Since it was raining, we walked in the underground pedestrian mall underneath Chuo Doori (中央通り), which is the street leading into the Shinjuku Station West Entrance (新宿駅西口). We also had lunch in one of the restaurants around here.
At the end of the mall is the modernistic Odakyu HALC (小田急ハルクビール) shopping centre.
The HALC contains the Odakyu department store (小田急百貨店) and a large Bic Camera (ビックカメラ) store with multiple floors.
It started raining quite heavily when we reached the HALC.
This is the Mode Gakuen Cocoon Tower (モード学園コクーンタワ): would you believe it's a school - well, actually three schools located in the futuristic building - Tokyo Mode Gakuen (fashion vocational school), HAL Tokyo (special technology and design college), and Shuto Ikō (medical college).

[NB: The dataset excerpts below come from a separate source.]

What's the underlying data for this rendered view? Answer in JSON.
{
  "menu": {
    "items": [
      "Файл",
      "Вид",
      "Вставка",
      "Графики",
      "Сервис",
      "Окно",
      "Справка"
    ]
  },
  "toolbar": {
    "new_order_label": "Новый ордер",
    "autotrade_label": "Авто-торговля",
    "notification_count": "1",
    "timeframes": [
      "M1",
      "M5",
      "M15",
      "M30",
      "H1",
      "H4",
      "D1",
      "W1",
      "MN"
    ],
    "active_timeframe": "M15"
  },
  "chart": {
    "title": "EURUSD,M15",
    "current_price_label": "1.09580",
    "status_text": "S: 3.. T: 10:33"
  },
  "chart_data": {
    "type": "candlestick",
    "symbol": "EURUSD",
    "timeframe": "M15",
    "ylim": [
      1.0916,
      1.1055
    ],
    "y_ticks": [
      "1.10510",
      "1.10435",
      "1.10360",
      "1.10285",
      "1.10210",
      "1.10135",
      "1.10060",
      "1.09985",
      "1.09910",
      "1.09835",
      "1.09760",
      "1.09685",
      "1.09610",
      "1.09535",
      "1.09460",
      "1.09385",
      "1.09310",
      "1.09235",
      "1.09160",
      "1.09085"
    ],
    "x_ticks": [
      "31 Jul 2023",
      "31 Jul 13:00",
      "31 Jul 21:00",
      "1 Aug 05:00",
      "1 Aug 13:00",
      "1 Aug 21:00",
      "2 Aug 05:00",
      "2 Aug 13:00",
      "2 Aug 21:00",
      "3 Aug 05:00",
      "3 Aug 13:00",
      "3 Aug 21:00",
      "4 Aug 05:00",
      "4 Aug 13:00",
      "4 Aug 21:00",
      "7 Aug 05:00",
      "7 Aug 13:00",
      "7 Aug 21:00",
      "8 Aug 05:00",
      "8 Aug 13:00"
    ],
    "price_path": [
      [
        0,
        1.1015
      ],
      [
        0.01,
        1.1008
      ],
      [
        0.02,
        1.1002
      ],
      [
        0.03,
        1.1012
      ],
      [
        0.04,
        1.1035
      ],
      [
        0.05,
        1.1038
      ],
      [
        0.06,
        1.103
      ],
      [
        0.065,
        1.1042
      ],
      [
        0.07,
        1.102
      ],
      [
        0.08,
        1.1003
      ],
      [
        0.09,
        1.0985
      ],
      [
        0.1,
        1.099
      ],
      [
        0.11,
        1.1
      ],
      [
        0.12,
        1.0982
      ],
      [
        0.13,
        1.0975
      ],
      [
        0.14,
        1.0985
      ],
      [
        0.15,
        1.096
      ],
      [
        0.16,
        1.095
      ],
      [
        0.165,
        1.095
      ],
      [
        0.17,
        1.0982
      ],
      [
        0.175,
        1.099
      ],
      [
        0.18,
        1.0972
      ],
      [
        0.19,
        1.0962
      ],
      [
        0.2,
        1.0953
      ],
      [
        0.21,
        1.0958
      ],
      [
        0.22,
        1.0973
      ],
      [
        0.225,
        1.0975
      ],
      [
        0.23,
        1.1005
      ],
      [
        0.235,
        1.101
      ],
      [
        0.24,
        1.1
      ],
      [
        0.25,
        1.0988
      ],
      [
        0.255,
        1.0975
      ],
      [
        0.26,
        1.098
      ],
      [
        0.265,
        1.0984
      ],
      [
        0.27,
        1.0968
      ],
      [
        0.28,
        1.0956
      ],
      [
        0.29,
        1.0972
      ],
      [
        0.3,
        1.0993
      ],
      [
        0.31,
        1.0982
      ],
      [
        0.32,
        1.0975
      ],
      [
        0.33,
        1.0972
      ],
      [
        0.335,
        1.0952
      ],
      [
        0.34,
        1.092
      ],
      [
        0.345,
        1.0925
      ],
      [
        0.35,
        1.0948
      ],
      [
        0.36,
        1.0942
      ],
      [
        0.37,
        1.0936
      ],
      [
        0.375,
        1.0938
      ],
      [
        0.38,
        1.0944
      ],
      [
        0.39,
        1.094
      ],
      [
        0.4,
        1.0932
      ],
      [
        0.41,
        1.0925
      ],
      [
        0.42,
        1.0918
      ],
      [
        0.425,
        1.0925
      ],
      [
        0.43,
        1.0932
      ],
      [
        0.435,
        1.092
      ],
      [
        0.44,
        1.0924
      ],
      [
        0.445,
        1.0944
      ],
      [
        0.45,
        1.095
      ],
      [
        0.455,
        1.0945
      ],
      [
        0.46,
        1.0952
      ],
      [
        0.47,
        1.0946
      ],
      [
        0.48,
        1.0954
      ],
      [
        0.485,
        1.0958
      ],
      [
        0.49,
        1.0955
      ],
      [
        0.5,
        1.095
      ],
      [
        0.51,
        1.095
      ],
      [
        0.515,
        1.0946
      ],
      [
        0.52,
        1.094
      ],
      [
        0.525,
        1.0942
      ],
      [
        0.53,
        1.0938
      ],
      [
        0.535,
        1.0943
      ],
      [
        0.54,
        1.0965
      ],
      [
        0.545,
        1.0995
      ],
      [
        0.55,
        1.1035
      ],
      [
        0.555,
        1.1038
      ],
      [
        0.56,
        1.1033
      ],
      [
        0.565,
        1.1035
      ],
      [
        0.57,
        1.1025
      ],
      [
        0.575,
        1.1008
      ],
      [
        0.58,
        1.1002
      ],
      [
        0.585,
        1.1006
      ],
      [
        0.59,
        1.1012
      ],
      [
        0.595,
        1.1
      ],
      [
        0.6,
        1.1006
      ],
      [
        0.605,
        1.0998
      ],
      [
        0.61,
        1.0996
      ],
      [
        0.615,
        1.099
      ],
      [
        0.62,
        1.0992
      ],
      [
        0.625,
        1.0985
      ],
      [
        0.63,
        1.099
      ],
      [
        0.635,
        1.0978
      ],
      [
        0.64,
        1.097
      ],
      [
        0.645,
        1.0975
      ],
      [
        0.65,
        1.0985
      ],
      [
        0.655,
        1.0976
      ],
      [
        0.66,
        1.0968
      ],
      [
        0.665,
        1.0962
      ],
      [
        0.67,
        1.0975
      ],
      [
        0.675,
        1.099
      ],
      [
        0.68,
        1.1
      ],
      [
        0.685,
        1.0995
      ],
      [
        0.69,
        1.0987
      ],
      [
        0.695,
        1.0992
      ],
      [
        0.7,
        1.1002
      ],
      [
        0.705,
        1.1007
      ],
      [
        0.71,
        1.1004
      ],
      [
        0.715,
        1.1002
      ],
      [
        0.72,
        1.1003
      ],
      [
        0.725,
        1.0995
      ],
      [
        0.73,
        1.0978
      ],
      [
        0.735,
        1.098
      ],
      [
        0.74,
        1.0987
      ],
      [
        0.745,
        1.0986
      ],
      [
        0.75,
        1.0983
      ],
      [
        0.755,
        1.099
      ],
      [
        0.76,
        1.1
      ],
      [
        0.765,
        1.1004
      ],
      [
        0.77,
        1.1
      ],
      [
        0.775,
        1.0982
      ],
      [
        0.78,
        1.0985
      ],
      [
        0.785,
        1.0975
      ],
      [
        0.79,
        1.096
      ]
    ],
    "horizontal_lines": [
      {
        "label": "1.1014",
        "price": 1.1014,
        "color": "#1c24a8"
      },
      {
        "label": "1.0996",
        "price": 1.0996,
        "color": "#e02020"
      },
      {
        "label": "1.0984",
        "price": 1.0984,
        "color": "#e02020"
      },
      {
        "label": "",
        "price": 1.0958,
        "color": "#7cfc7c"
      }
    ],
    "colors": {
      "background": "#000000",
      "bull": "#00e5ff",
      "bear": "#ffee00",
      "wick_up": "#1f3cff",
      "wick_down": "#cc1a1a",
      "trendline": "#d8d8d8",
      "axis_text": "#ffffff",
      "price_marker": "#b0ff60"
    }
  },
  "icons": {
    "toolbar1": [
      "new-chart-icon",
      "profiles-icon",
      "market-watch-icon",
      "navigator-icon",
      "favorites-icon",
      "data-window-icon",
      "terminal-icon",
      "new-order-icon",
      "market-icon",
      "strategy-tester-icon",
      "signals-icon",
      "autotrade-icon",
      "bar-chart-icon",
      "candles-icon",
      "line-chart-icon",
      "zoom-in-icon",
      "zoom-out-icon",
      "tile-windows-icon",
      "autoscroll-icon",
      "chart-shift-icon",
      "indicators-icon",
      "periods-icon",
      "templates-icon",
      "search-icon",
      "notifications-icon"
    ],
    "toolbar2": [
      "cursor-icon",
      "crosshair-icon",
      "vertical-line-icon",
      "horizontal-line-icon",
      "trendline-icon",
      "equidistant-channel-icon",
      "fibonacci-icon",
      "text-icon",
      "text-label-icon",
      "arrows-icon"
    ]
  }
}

According to Wikipedia, building is "completed in October 2008, the tower is the second-tallest educational building in the world and is the 17th-tallest building in Tokyo. It was awarded the 2008 Skyscraper of the Year by Emporis.com." At the time we visited Japan, the building was still under construction (hence the crane on top).
Outside the HALC is the Shinjuku bus plaza:
Behind the HALC is a busy shopping street leading into the Shinjuku Nishigushi station (a satellite subway train station linked to the main Shinjuku station).
The Odakyu and Keio department stores.
It's been a long day, we were soon tired, so back to the hotel room (we bought some takeout food from the basement of one of the department stores).